Peptides are short chains of amino acids — the same building blocks that make up proteins, just far smaller. The three compounds on this desk occupy very different points on the research-to-approval spectrum. MOTS-c is a mitochondrial-derived peptide (MDP): encoded within the mitochondrial genome itself, it has never completed a human clinical trial and is sold exclusively as a laboratory research chemical [3]. Tesamorelin is an FDA-approved prescription medicine, but only for one specific population — adults with HIV-associated lipodystrophy — and any other use is off-label [7]. Tirzepatide is an FDA-approved prescription medicine with the broadest approved footprint of the three: type 2 diabetes, chronic weight management, and moderate-to-severe obstructive sleep apnea [12].

That spread matters. 'Research peptide' is not a single regulatory category — it can mean an investigational molecule with no human safety data, an approved drug being discussed for an off-label use, or an approved drug being discussed exactly as labeled. This site is careful to say which is which on every page, and it never recommends a dose for human use outside the context of a specific cited study.

How appetite, satiety, and metabolic signaling connect these three

  • MOTS-c works from the inside out. As a mitochondrial-encoded peptide, it inhibits folate-cycle enzymes and activates AMPK — a cellular fuel-sensing switch — and a 2024 study identified casein kinase 2 (CK2) as a direct molecular target, with tissue-specific effects that improve skeletal-muscle glucose uptake [1]. It sits furthest from the clinic: every finding about its metabolic effects comes from cell and animal studies, with human data limited to biomarker associations [3].
  • Tesamorelin works through the growth-hormone axis. By activating the GHRH receptor on the pituitary, it restores a more youthful pulsatile GH rhythm, which in turn drives the liver to make IGF-1 and promotes lipolysis concentrated in visceral fat. A 2026 meta-analysis of five randomized trials found significant reductions in visceral fat, trunk fat, and liver fat, alongside a gain in lean mass [6].
  • Tirzepatide works through the gut-brain appetite axis. Its dual GIP/GLP-1 receptor engagement enhances glucose-dependent insulin secretion, slows gastric emptying, and — most consequentially for weight — acts on hypothalamic appetite circuits. In a head-to-head trial against semaglutide, tirzepatide produced significantly greater weight loss (-20.2% versus -13.7%) over 72 weeks [11].

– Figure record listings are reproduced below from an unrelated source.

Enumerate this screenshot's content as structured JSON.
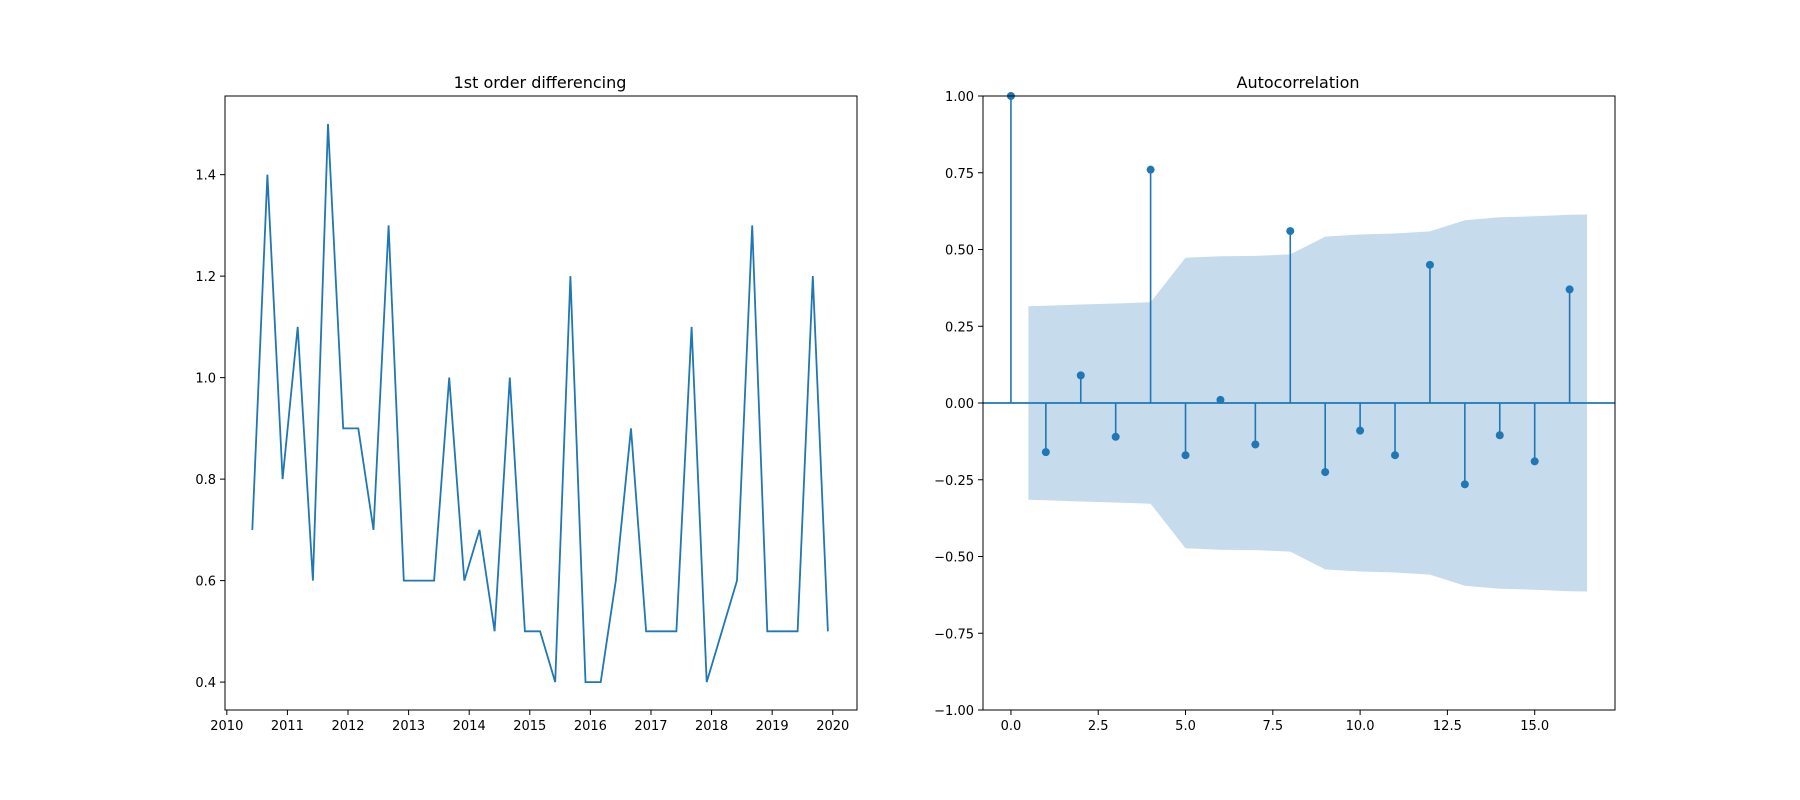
{
  "colors": {
    "series": "#1f77b4",
    "band": "#c6dbec",
    "axes": "#000000",
    "background": "#ffffff"
  },
  "chart_data": [
    {
      "type": "line",
      "title": "1st order differencing",
      "xlabel": "",
      "ylabel": "",
      "xlim": [
        2009.97,
        2020.4
      ],
      "ylim": [
        0.345,
        1.555
      ],
      "x_ticks": [
        2010,
        2011,
        2012,
        2013,
        2014,
        2015,
        2016,
        2017,
        2018,
        2019,
        2020
      ],
      "x_tick_labels": [
        "2010",
        "2011",
        "2012",
        "2013",
        "2014",
        "2015",
        "2016",
        "2017",
        "2018",
        "2019",
        "2020"
      ],
      "y_ticks": [
        0.4,
        0.6,
        0.8,
        1.0,
        1.2,
        1.4
      ],
      "y_tick_labels": [
        "0.4",
        "0.6",
        "0.8",
        "1.0",
        "1.2",
        "1.4"
      ],
      "grid": false,
      "series": [
        {
          "x": [
            2010.42,
            2010.67,
            2010.92,
            2011.17,
            2011.42,
            2011.67,
            2011.92,
            2012.17,
            2012.42,
            2012.67,
            2012.92,
            2013.17,
            2013.42,
            2013.67,
            2013.92,
            2014.17,
            2014.42,
            2014.67,
            2014.92,
            2015.17,
            2015.42,
            2015.67,
            2015.92,
            2016.17,
            2016.42,
            2016.67,
            2016.92,
            2017.17,
            2017.42,
            2017.67,
            2017.92,
            2018.17,
            2018.42,
            2018.67,
            2018.92,
            2019.17,
            2019.42,
            2019.67,
            2019.92
          ],
          "y": [
            0.7,
            1.4,
            0.8,
            1.1,
            0.6,
            1.5,
            0.9,
            0.9,
            0.7,
            1.3,
            0.6,
            0.6,
            0.6,
            1.0,
            0.6,
            0.7,
            0.5,
            1.0,
            0.5,
            0.5,
            0.4,
            1.2,
            0.4,
            0.4,
            0.6,
            0.9,
            0.5,
            0.5,
            0.5,
            1.1,
            0.4,
            0.5,
            0.6,
            1.3,
            0.5,
            0.5,
            0.5,
            1.2,
            0.5
          ]
        }
      ]
    },
    {
      "type": "stem",
      "title": "Autocorrelation",
      "xlabel": "",
      "ylabel": "",
      "xlim": [
        -0.8,
        17.3
      ],
      "ylim": [
        -1.0,
        1.0
      ],
      "x_ticks": [
        0.0,
        2.5,
        5.0,
        7.5,
        10.0,
        12.5,
        15.0
      ],
      "x_tick_labels": [
        "0.0",
        "2.5",
        "5.0",
        "7.5",
        "10.0",
        "12.5",
        "15.0"
      ],
      "y_ticks": [
        -1.0,
        -0.75,
        -0.5,
        -0.25,
        0.0,
        0.25,
        0.5,
        0.75,
        1.0
      ],
      "y_tick_labels": [
        "−1.00",
        "−0.75",
        "−0.50",
        "−0.25",
        "0.00",
        "0.25",
        "0.50",
        "0.75",
        "1.00"
      ],
      "grid": false,
      "lags": [
        0,
        1,
        2,
        3,
        4,
        5,
        6,
        7,
        8,
        9,
        10,
        11,
        12,
        13,
        14,
        15,
        16
      ],
      "values": [
        1.0,
        -0.16,
        0.09,
        -0.11,
        0.76,
        -0.17,
        0.01,
        -0.135,
        0.56,
        -0.225,
        -0.09,
        -0.17,
        0.45,
        -0.265,
        -0.105,
        -0.19,
        0.37
      ],
      "confidence_band": {
        "lags": [
          0.5,
          1,
          2,
          3,
          4,
          5,
          6,
          7,
          8,
          9,
          10,
          11,
          12,
          13,
          14,
          15,
          16,
          16.5
        ],
        "upper": [
          0.315,
          0.317,
          0.321,
          0.324,
          0.328,
          0.473,
          0.478,
          0.479,
          0.484,
          0.542,
          0.549,
          0.552,
          0.559,
          0.595,
          0.605,
          0.608,
          0.613,
          0.614
        ]
      }
    }
  ]
}
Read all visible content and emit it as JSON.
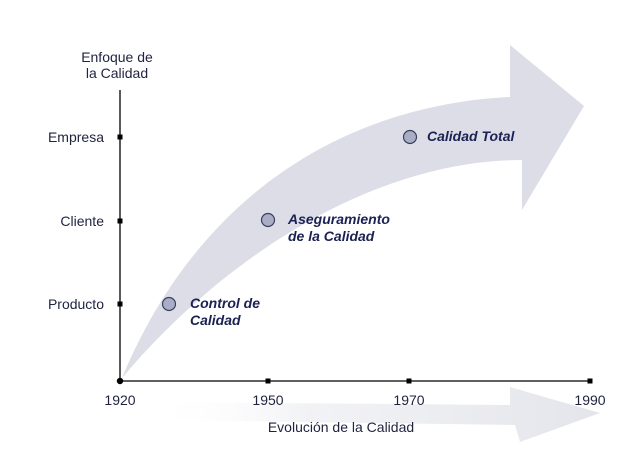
{
  "y_axis": {
    "title_lines": [
      "Enfoque de",
      "la Calidad"
    ],
    "categories": [
      "Producto",
      "Cliente",
      "Empresa"
    ]
  },
  "x_axis": {
    "title": "Evolución de la Calidad",
    "ticks": [
      "1920",
      "1950",
      "1970",
      "1990"
    ]
  },
  "stages": [
    {
      "lines": [
        "Control de",
        "Calidad"
      ],
      "year": 1927,
      "level": "Producto"
    },
    {
      "lines": [
        "Aseguramiento",
        "de la Calidad"
      ],
      "year": 1950,
      "level": "Cliente"
    },
    {
      "lines": [
        "Calidad Total"
      ],
      "year": 1970,
      "level": "Empresa"
    }
  ],
  "colors": {
    "arrow": "#dcdde6",
    "bottom_arrow": "#e9eaef",
    "marker_fill": "#a9aec6",
    "marker_stroke": "#3a3f5c",
    "axis": "#000000",
    "text": "#1f2340",
    "stage_text": "#1b2152"
  }
}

Read individually or together, the three sketch three different entry points into the same broad research question: how the body decides how much to eat, how much fat to hold onto, and how to spend the energy it has. Compare them side by side.

A note on how this desk reads the evidence

The three compounds on this desk are not at the same evidentiary stage, and Chai Peptides says so plainly rather than smoothing it over. MOTS-c has no completed human efficacy trials — its research base is cell assays, rodent models, and observational human biomarker studies, and rodent doses (0.5-15 mg/kg/day in published work) cannot be extrapolated to a human dose [3]. Tesamorelin has a real, if narrow, regulatory approval and a growing base of randomized controlled trials and meta-analyses, but almost entirely within one population (HIV-associated lipodystrophy) [6][7]. Tirzepatide has the deepest evidence base of the three: multiple large, multi-thousand-participant phase 3 trials, across more than one indication, including a direct comparative trial against the prior standard of care [11][12]. Where a safety signal exists — gastrointestinal intolerance, gallbladder risk, or an entirely unregulated research-chemical supply chain — it appears in the text, not a footnote.